After reaching a truce with Matthews five months ago and re-signing with Baltimore, Culver, 25, is back again as a rookie in an unusual position. He was good enough to make the team last year, good enough to return a missed field goal 91 yards in the season opener against the Toronto Argonauts and unwise enough to ruin the rest of his season.

"I'm glad they wanted me to come back and be a part of a winning team. I'm more mature now," said Culver, 5 feet 10, who aptly is nicknamed "Skinny."

"I had a whole off-season to think about it. Coach Matthews is straight-up with you. He likes hard workers who perform on the field. He made me understand that football is not fun and games anymore. It's a career that could come and go just like that. He put me in my place, and I'm glad he did. He made me mature as a man."

Matthews said the team kept in touch with Culver's agent during the off-season, knowing Culver was interested in returning. When Culver dropped by Memorial Stadium in January to congratulate the coaching staff on reaching the Grey Cup, Matthews made him an offer.

"I asked him if he wanted to give it another shot. I told him he had a clean slate, that he could start all over," Matthews said. "The skill is the same [this year]. But he's taking it way more seriously. He's trying to learn not only what to do, but why. That's the maturing process."
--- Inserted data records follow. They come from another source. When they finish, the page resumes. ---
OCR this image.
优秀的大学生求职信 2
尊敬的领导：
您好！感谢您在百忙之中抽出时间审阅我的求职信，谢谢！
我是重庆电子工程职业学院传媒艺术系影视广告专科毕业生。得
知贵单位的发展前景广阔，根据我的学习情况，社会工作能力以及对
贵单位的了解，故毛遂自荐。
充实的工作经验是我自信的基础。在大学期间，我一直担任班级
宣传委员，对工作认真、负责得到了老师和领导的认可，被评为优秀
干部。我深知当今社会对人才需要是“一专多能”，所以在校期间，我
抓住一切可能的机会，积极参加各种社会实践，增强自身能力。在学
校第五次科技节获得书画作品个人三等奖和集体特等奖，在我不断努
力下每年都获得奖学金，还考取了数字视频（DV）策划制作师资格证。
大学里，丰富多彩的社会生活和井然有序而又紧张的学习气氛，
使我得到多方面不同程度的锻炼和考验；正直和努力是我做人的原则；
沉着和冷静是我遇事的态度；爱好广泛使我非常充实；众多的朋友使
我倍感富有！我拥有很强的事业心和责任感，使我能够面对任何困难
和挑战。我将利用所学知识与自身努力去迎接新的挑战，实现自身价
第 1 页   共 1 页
Culver said he did plenty of growing up in the off-season. He went home to Los Angeles to be with his family, including his girlfriend and his baby daughter. He stayed in shape while mulling over his hasty decision to leave the team, which was sparked when Matthews told Culver he would have to compete for a backup receiving job. Culver said he was ready to be a starter.

He since has split up with his girlfriend, leaving his parents to help raise his daughter on the West Coast. Back East, Culver, just two years removed from Oklahoma State (he recorded 64 catches for 975 yards and five touchdowns in two seasons there), is determined to win a job and keep it.
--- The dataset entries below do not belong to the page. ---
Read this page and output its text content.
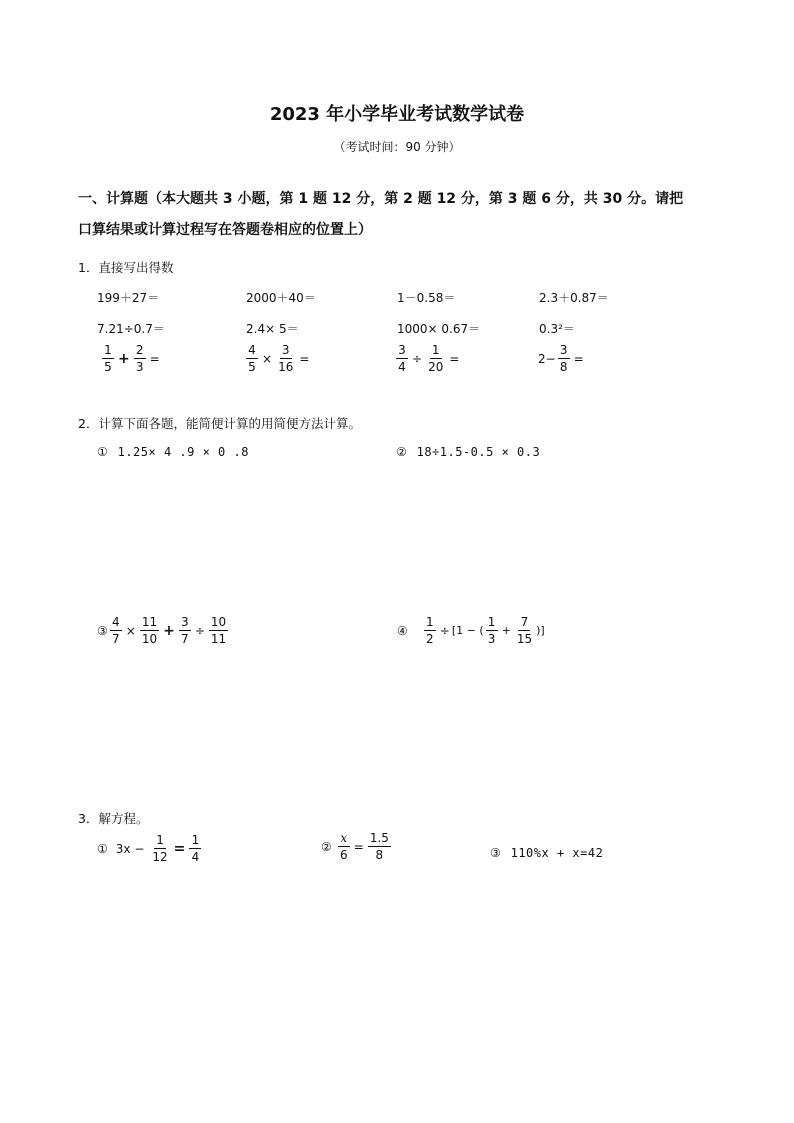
2023 年小学毕业考试数学试卷
（考试时间：90 分钟）
一、计算题（本大题共 3 小题，第 1 题 12 分，第 2 题 12 分，第 3 题 6 分，共 30 分。请把
口算结果或计算过程写在答题卷相应的位置上）
1．直接写出得数
199＋27＝	2000＋40＝	1－0.58＝	2.3＋0.87＝
7.21÷0.7＝	2.4× 5＝	1000× 0.67＝	0.3²＝
$\frac{1}{5} + \frac{2}{3}$ =	$\frac{4}{5} \times \frac{3}{16}$ =	$\frac{3}{4} \div \frac{1}{20}$ =	$2- \frac{3}{8}$ =
2．计算下面各题，能简便计算的用简便方法计算。
① 1.25× 4 .9 × 0 .8	② 18÷1.5-0.5 × 0.3
③ $\frac{4}{7} \times \frac{11}{10} + \frac{3}{7} \div \frac{10}{11}$	④ $\frac{1}{2} \div [1$ − ( $\frac{1}{3} + \frac{7}{15}$ )]
3．解方程。
① $3x - \frac{1}{12} = \frac{1}{4}$	② $\frac{x}{6} = \frac{1.5}{8}$	③ 110%x + x=42
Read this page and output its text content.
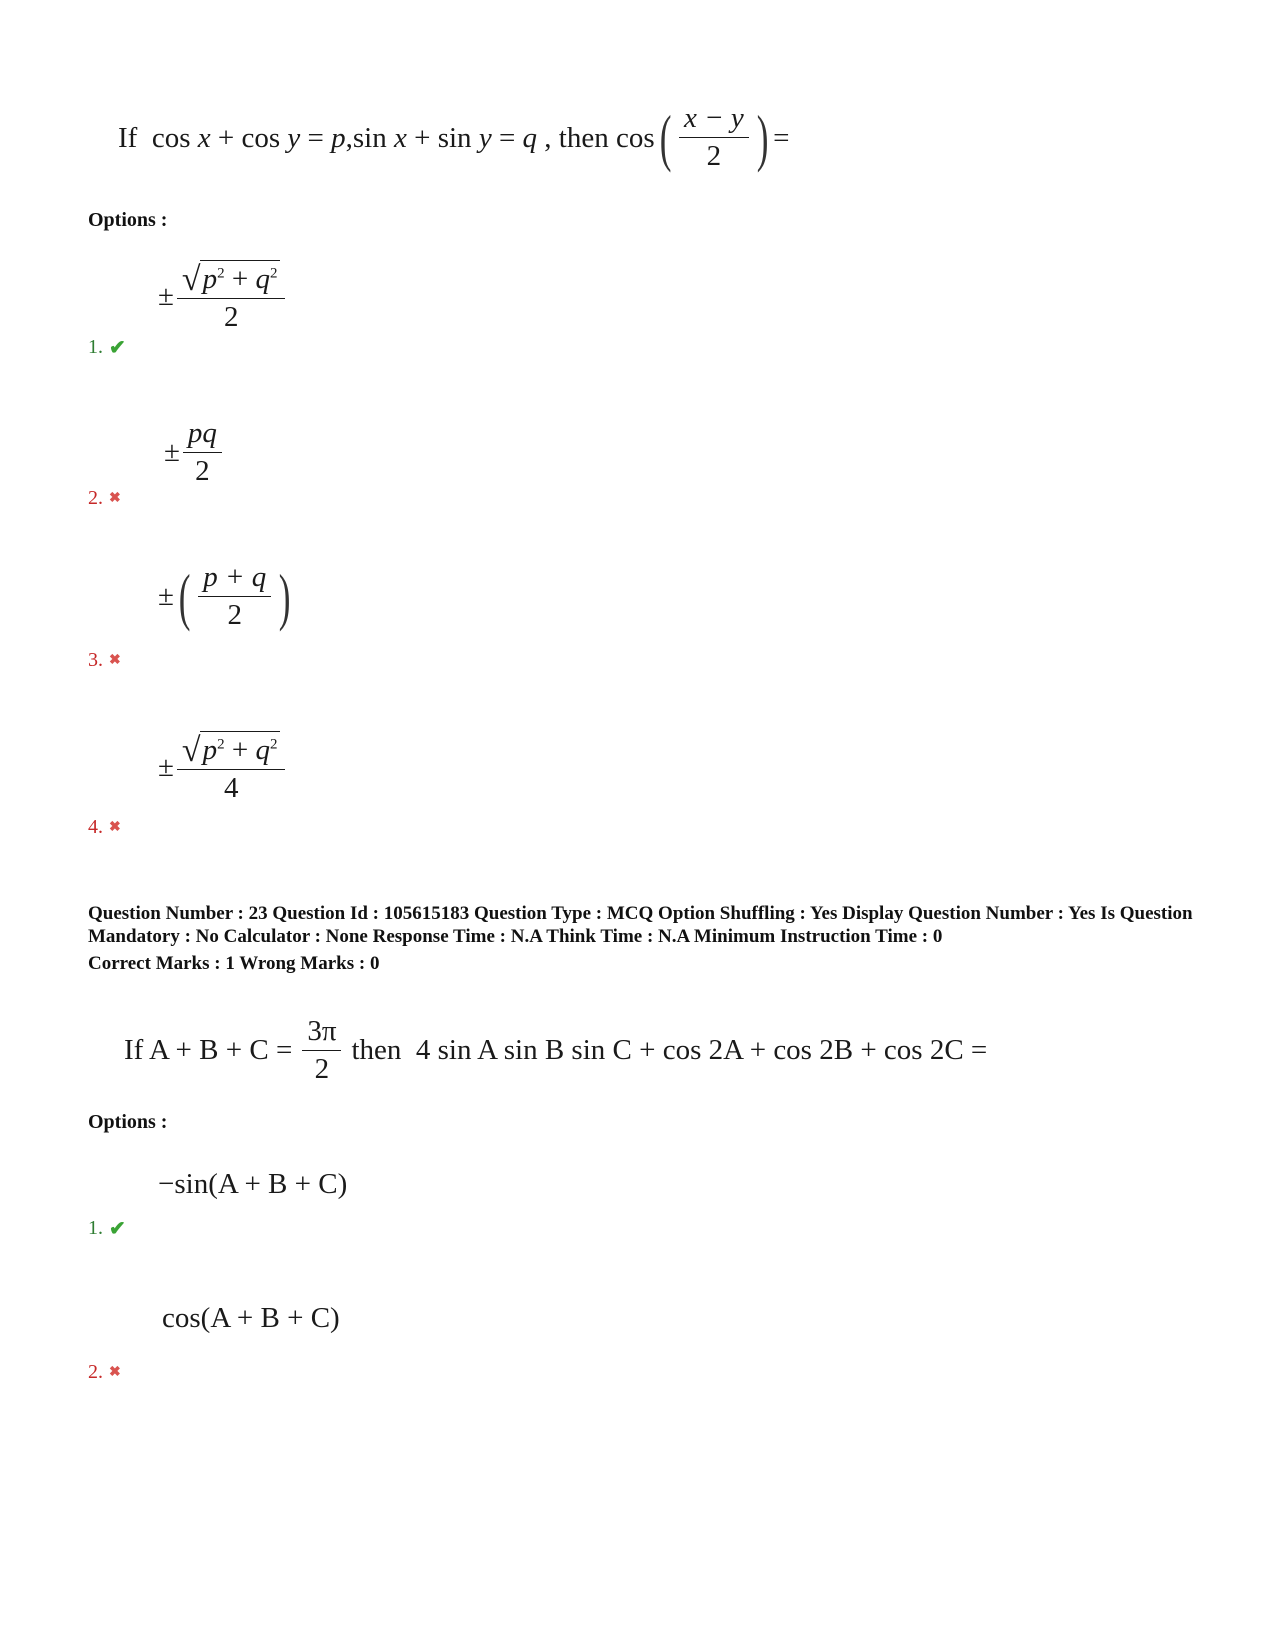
If
cos
x
+
cos
y
=
p , sin
x
+
sin
y
=
q
,
then
cos ( $\frac{x - y}{2}$ ) =
Options :
± $\frac{√ p^2 + q^2}{2}$
1. ✔
± $\frac{pq}{2}$
2. ✖
± ( $\frac{p + q}{2}$ )
3. ✖
± $\frac{√ p^2 + q^2}{4}$
4. ✖
Question Number : 23 Question Id : 105615183 Question Type : MCQ Option Shuffling : Yes Display Question Number : Yes Is Question Mandatory : No Calculator : None Response Time : N.A Think Time : N.A Minimum Instruction Time : 0
Correct Marks : 1 Wrong Marks : 0
If $A + B + C = \frac{3\pi}{2}$ then  4 sin A sin B sin C + cos 2A + cos 2B + cos 2C =
Options :
−sin(A + B + C)
1. ✔
cos(A + B + C)
2. ✖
Two weeks into camp, Culver is making a fine second impression. His speed and leaping ability are there. He routinely has made excellent catches, such as the one he made last week while stretched out parallel to the ground after running a crisp post pattern. But it's Culver's approach that has grabbed the attention of receivers coach Don Hill.

"He's a totally different person," Hill said. "I think being out on the street and realizing not everybody gets the opportunity to play this game helped him. Last year, he was just a big ball of speed who didn't run good routes. This year, he's one of the best route runners on the team, and he runs hard every time. He realizes it's a team effort."
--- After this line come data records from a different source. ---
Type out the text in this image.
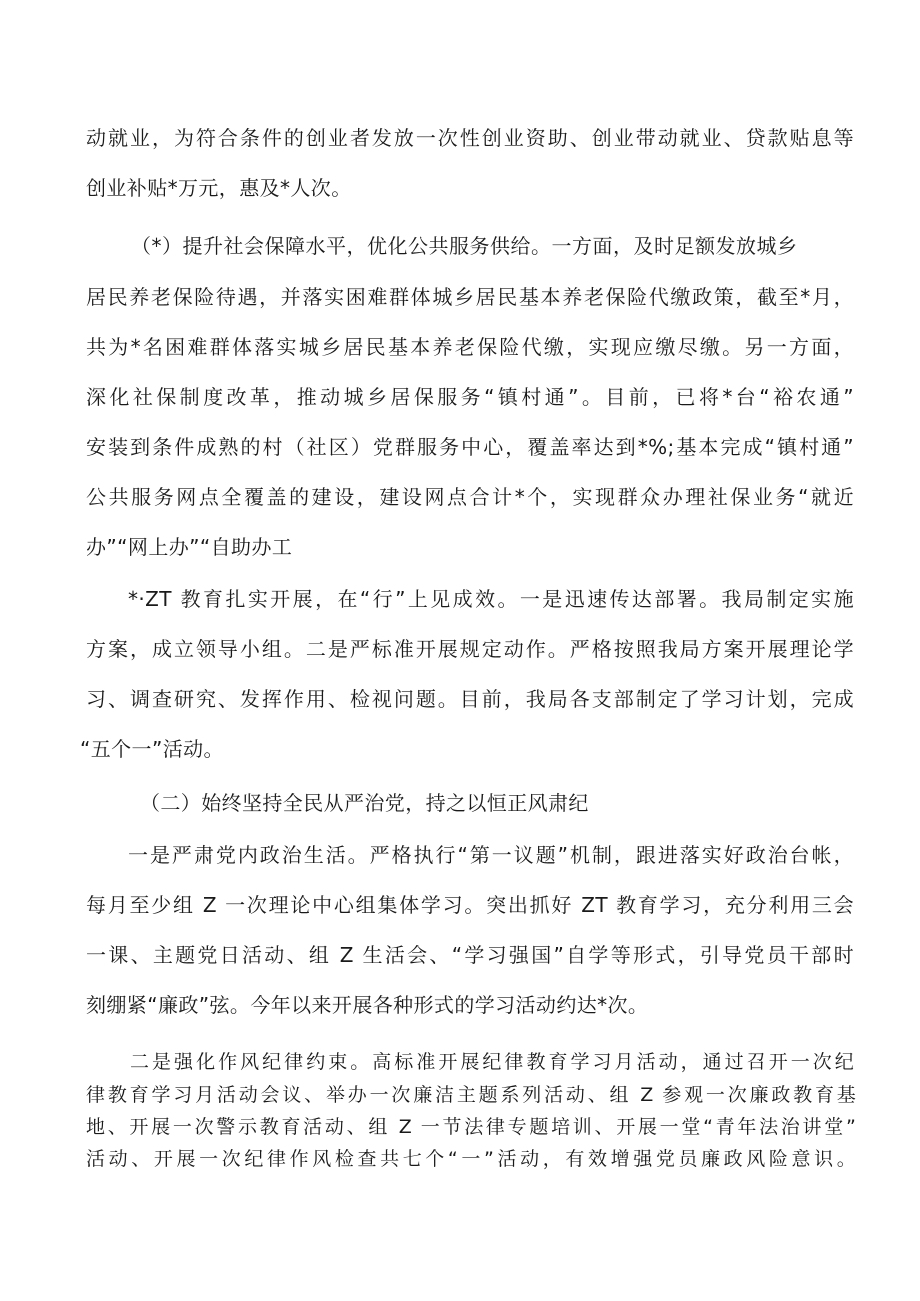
动就业，为符合条件的创业者发放一次性创业资助、创业带动就业、贷款贴息等
创业补贴*万元，惠及*人次。
（*）提升社会保障水平，优化公共服务供给。一方面，及时足额发放城乡
居民养老保险待遇，并落实困难群体城乡居民基本养老保险代缴政策，截至*月，
共为*名困难群体落实城乡居民基本养老保险代缴，实现应缴尽缴。另一方面，
深化社保制度改革，推动城乡居保服务“镇村通”。目前，已将*台“裕农通”
安装到条件成熟的村（社区）党群服务中心，覆盖率达到*%;基本完成“镇村通”
公共服务网点全覆盖的建设，建设网点合计*个，实现群众办理社保业务“就近
办”“网上办”“自助办工
*·ZT 教育扎实开展，在“行”上见成效。一是迅速传达部署。我局制定实施
方案，成立领导小组。二是严标准开展规定动作。严格按照我局方案开展理论学
习、调查研究、发挥作用、检视问题。目前，我局各支部制定了学习计划，完成
“五个一”活动。
（二）始终坚持全民从严治党，持之以恒正风肃纪
一是严肃党内政治生活。严格执行“第一议题”机制，跟进落实好政治台帐，
每月至少组 Z 一次理论中心组集体学习。突出抓好 ZT 教育学习，充分利用三会
一课、主题党日活动、组 Z 生活会、“学习强国”自学等形式，引导党员干部时
刻绷紧“廉政”弦。今年以来开展各种形式的学习活动约达*次。
二是强化作风纪律约束。高标准开展纪律教育学习月活动，通过召开一次纪
律教育学习月活动会议、举办一次廉洁主题系列活动、组 Z 参观一次廉政教育基
地、开展一次警示教育活动、组 Z 一节法律专题培训、开展一堂“青年法治讲堂”
活动、开展一次纪律作风检查共七个“一”活动，有效增强党员廉政风险意识。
The team has welcomed Culver back, although it's been gradual.

"He's building up that teammate relationship again, and it's tough," said quarterback Tracy Ham, whom Culver sought out soon after Ham arrived in camp. "He has an uphill battle. He knows it, and everybody around here knows it.

"He's better mentally. We don't hear him [complain] this year. It's still a feeling-out process. I know he can play. But as a professional, there's more to it than just playing. It's a demanding sport. It tests your mental capacity. Last year, we played 23 games together. And we want someone we can depend on for 23 games, because we intend to play 23 games again. We want to know if Skinny can handle it."

Culver said he hears Ham, loud and clear.

"He [Ham] felt like I quit on him, which I did. I just want to prove to him that it's not going to be like that," Culver said. "I want to help us win. I want to produce every day, make big plays, make my name very known and bring a Grey Cup to Baltimore. And I want people to say Skinny was one of the key people we needed."